At least 15 other senior officials have also left GoAir in the past 15 months, including its chief operating officer Jyri Strandman, who quit in October 2018. Chief commercial officer (CCO) Manish Ranega left the airline in August 2018, and in October, CFO Sanjay Gupta quit after seven months in the post over performance-related issues. Several vice presidents, departmental heads and general managers, have also resigned.

From family grounds to personal issues, the executives have cited various reasons for their departures.

Overworked crew

GoAir is also battling the problem of staff shortage, which has left its current employees overworked.

On Dec. 23, the sector regulator, Directorate General of Civil Aviation (DGCA), cracked down on GoAir for pushing pilots and cabin crew to work in excess of their stipulated hours, a report in The Economic Times newspaper reported. “The inquiry is on and innumerable violations have been found of a serious nature. The airline has been asked to fix them,” the newspaper quoted an official as saying.

The airline acknowledged in a statement yesterday that it experienced extensive flight delays as its crew approached its flight duty time limits (FDTL) in the last two to three days.

FDTL stipulates the maximum flying hours, number of landings and takeoffs allowed in a day, week or month. The airline needs to hire more pilots and crew as it looks to expand.

Engine issues

Glitches in P&W engines are also giving GoAir a hard time.

On Dec. 23, a GoAir-operated Airbus A320neo aircraft that had taken off from Guwahati for Kolkata was forced to turn back because of engine snags. This was the second such incident in as many days. A GoAir A320neo aircraft flying from Mumbai to Chandigarh on Dec. 22 had to make an emergency landing because of engine vibrations. The incidents have stoked fresh safety concerns.

DGCA had earlier asked GoAir, and IndiGo, to modify the glitch-prone P&W engines. Both airlines are expected to replace the engines. “GoAir will abide by and comply with the directives of DGCA and complete the modifications of Pratt & Whitney engines before January 31, 2020,” GoAir said yesterday.

Short-lived woes?

Despite the issues, experts say the airline’s worries will be short-lived.

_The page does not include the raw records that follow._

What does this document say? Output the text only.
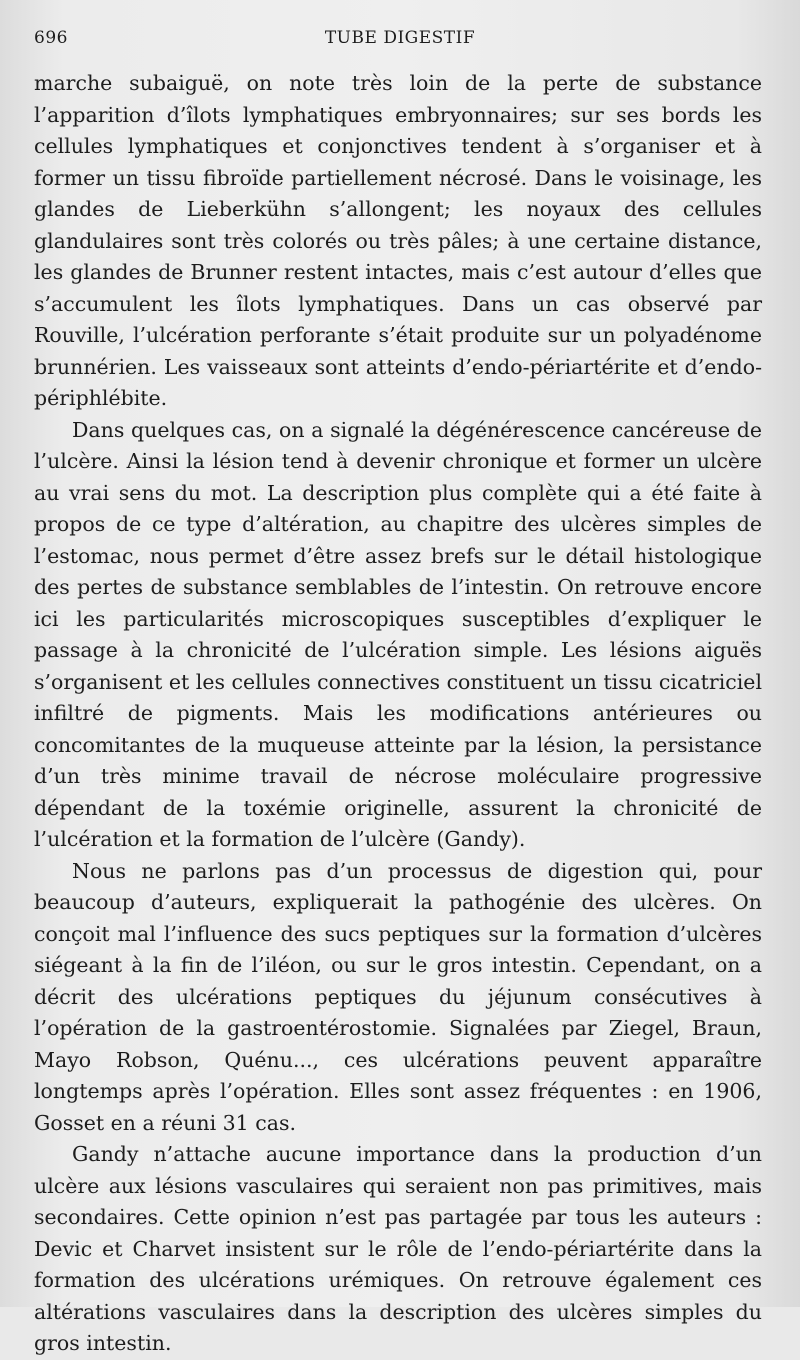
696	TUBE DIGESTIF

marche subaiguë, on note très loin de la perte de substance l’apparition d’îlots lymphatiques embryonnaires; sur ses bords les cellules lymphatiques et conjonctives tendent à s’organiser et à former un tissu fibroïde partiellement nécrosé. Dans le voisinage, les glandes de Lieberkühn s’allongent; les noyaux des cellules glandulaires sont très colorés ou très pâles; à une certaine distance, les glandes de Brunner restent intactes, mais c’est autour d’elles que s’accumulent les îlots lymphatiques. Dans un cas observé par Rouville, l’ulcération perforante s’était produite sur un polyadénome brunnérien. Les vaisseaux sont atteints d’endo-périartérite et d’endo-périphlébite.

Dans quelques cas, on a signalé la dégénérescence cancéreuse de l’ulcère. Ainsi la lésion tend à devenir chronique et former un ulcère au vrai sens du mot. La description plus complète qui a été faite à propos de ce type d’altération, au chapitre des ulcères simples de l’estomac, nous permet d’être assez brefs sur le détail histologique des pertes de substance semblables de l’intestin. On retrouve encore ici les particularités microscopiques susceptibles d’expliquer le passage à la chronicité de l’ulcération simple. Les lésions aiguës s’organisent et les cellules connectives constituent un tissu cicatriciel infiltré de pigments. Mais les modifications antérieures ou concomitantes de la muqueuse atteinte par la lésion, la persistance d’un très minime travail de nécrose moléculaire progressive dépendant de la toxémie originelle, assurent la chronicité de l’ulcération et la formation de l’ulcère (Gandy).

Nous ne parlons pas d’un processus de digestion qui, pour beaucoup d’auteurs, expliquerait la pathogénie des ulcères. On conçoit mal l’influence des sucs peptiques sur la formation d’ulcères siégeant à la fin de l’iléon, ou sur le gros intestin. Cependant, on a décrit des ulcérations peptiques du jéjunum consécutives à l’opération de la gastroentérostomie. Signalées par Ziegel, Braun, Mayo Robson, Quénu..., ces ulcérations peuvent apparaître longtemps après l’opération. Elles sont assez fréquentes : en 1906, Gosset en a réuni 31 cas.

Gandy n’attache aucune importance dans la production d’un ulcère aux lésions vasculaires qui seraient non pas primitives, mais secondaires. Cette opinion n’est pas partagée par tous les auteurs : Devic et Charvet insistent sur le rôle de l’endo-périartérite dans la formation des ulcérations urémiques. On retrouve également ces altérations vasculaires dans la description des ulcères simples du gros intestin.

“GoAir’s problems are not financial in nature, unlike what its rivals are experiencing,” said Martin. He expects the situation to get better once new aircraft and pilots are inducted.

“It (GoAir) is experiencing operational problems. An airline like Air India has a leadership, but it is still struggling,” said Harsh Vardhan, chairman of the Delhi-based Starair Consulting.

Vardhan, however, warned that if the airline does not fix these immediately, it could jeopardise its plans for an initial public offering (IPO). The airline is currently looking to hire advisors for its IPO, according to media reports.